Sustainable Development Goals


UCL sets ambitious target to be net zero carbon by 2030

The university has set an ambitious goal to have net zero carbon buildings by 2024, and to be a net zero carbon institution by 2030.

Image of photovoltaic panels

10 November 2022

A programme of activities across UCL is helping the university achieve its plans to be net zero carbon by 2030.

As part of its 2019–24 Sustainability Strategy, UCL has committed to be net zero carbon for its building energy use by 2024 and net zero carbon as an institution by 2030.

The multi-pronged effort will include changing behaviours, from reviewing whether buildings need heating/cooling 24 hours a day, seven days a week, to encouraging the use of videoconferencing to reduce the need to travel.

“There are also lots of ways we can make smarter use of our buildings and equipment,” says Ciaran Jebb (Sustainable UCL). “This includes reducing the need to heat and cool whole buildings by optimising or consolidating activities; buying fewer and lower carbon products; improving controls for heating and cooling to reduce wastage; and repairing and sharing equipment.”

The university will increase uptake of its LEAF sustainable laboratory programme, which provides a framework for reducing carbon emissions.

“Our commitment to become a zero-carbon university has brought our whole community together to innovate and test out new ideas.”

The university will be investing in zero carbon infrastructure.
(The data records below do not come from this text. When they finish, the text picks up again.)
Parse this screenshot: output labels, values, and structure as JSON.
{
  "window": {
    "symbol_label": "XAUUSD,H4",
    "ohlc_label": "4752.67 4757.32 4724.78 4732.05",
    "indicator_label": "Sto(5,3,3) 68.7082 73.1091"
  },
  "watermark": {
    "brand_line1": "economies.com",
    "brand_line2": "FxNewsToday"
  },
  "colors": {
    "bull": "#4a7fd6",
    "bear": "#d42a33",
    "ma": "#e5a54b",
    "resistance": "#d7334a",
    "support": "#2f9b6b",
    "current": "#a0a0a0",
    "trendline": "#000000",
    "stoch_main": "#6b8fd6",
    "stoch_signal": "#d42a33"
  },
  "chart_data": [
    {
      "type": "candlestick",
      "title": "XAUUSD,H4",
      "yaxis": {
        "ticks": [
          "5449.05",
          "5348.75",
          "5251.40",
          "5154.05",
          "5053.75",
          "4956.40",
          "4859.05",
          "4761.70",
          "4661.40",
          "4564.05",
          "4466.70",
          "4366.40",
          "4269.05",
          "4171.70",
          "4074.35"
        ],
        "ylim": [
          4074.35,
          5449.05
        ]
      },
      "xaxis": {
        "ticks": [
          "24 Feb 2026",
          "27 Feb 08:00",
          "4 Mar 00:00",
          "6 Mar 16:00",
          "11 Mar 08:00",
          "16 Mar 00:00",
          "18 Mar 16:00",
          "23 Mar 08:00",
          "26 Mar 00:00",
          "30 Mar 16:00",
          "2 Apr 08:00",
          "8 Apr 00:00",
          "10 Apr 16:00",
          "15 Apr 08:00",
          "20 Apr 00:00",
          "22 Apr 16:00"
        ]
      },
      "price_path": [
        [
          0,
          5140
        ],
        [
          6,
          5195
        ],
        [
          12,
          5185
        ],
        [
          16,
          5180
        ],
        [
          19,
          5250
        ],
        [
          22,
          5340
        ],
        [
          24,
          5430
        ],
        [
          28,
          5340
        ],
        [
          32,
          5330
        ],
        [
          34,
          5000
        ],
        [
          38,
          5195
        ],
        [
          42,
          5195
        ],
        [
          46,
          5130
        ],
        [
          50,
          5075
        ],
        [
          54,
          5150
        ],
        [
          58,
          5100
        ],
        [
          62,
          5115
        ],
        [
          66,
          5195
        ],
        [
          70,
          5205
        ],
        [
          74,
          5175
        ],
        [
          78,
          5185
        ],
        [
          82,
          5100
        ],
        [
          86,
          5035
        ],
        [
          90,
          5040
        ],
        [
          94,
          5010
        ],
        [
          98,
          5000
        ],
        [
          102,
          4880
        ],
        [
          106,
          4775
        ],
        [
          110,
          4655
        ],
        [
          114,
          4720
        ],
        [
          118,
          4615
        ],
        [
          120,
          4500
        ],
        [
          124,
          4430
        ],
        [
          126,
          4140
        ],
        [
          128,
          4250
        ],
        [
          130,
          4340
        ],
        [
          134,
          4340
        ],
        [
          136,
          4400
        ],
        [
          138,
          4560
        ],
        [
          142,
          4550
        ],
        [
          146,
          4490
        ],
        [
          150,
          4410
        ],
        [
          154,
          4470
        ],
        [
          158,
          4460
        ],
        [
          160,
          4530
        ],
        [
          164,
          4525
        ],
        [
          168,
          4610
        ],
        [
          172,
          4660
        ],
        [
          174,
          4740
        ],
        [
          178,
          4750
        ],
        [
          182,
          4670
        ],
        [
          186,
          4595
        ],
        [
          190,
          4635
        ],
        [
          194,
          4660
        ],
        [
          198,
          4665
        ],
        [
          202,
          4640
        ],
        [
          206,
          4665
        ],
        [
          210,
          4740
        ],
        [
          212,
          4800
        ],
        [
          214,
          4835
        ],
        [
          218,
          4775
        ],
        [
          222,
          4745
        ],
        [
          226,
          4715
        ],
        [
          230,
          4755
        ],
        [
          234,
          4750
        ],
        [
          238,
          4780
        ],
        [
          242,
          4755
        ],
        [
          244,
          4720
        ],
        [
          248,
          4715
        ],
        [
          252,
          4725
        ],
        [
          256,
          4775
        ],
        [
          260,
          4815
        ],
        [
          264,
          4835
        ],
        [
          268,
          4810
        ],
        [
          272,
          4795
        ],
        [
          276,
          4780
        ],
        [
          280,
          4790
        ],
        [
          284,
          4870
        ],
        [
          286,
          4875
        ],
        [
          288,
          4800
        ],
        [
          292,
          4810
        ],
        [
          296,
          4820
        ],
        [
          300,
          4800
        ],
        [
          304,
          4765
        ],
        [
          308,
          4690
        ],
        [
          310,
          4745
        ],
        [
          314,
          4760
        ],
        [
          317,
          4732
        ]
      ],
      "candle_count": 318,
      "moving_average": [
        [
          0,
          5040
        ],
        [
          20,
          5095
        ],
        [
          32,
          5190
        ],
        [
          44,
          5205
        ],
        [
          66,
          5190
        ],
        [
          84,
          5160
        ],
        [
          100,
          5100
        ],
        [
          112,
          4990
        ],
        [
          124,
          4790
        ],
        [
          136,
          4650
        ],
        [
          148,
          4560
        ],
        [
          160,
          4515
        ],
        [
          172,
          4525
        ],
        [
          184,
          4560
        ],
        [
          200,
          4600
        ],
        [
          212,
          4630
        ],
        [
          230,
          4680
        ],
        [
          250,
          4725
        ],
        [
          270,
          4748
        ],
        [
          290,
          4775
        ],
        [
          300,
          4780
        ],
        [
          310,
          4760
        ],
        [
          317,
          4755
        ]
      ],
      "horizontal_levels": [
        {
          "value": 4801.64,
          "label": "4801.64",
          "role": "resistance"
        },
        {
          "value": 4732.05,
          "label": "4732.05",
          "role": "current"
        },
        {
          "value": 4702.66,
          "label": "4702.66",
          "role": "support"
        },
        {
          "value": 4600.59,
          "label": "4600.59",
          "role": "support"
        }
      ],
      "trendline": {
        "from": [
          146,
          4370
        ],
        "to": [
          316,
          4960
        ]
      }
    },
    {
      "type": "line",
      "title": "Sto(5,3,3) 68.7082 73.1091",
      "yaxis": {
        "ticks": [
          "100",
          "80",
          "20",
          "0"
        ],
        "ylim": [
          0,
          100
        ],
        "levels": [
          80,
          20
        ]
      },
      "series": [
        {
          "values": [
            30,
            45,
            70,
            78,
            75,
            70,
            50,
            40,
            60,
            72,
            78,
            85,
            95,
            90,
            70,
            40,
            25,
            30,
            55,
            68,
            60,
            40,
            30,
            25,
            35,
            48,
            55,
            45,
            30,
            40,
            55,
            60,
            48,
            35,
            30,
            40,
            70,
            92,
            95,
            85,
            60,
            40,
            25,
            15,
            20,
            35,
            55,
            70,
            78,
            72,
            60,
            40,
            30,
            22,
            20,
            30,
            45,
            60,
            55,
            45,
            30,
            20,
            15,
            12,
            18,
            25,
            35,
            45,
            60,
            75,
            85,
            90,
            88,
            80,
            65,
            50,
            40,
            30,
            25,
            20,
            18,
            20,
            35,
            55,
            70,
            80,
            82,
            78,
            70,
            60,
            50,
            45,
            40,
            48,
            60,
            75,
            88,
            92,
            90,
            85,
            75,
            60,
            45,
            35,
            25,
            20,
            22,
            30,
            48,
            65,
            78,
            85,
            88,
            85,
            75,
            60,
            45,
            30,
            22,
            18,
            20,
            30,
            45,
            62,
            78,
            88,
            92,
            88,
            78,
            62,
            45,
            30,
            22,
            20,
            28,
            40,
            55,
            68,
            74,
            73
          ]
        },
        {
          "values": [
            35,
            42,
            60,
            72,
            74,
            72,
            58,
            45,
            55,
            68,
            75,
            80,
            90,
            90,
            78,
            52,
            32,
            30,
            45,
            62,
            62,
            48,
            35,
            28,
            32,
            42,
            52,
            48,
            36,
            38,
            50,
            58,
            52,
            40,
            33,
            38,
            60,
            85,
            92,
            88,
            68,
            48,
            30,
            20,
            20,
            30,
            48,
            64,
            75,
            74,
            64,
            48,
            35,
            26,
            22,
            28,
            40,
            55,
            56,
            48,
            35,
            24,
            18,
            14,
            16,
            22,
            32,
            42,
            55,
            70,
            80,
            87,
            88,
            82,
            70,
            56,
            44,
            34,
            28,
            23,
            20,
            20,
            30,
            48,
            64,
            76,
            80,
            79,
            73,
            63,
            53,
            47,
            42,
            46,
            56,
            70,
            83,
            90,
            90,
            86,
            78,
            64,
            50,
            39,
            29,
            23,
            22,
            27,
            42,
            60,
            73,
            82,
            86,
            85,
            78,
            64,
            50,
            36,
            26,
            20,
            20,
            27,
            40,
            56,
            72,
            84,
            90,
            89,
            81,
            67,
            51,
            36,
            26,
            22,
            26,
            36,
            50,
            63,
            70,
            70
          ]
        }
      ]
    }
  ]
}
It already generates 120,000kWh a year from 600m2 of solar panels and has identified space for a further 3,000m2 of additional panels. UCL will upgrade its district energy network to a zero carbon energy network. The network generates electricity, but also uses the heat generated in the process to provide heating and hot water to UCL’s buildings, rather than it being wasted.

“Our commitment to become a zero-carbon university has brought our whole community together to innovate and test out new ideas,” adds Ciaran.

UCL is also making efforts to reduce emissions from staff and student commuting by 55% by 2030, although this this does not currently form part of UCL’s reportable emissions. The university is implementing a new travel policy that requires users to take the most carbon efficient mode of travel. A new travel booking service provides easier international rail connections and a new travel policy requires all UK journeys under six hours to be made by train.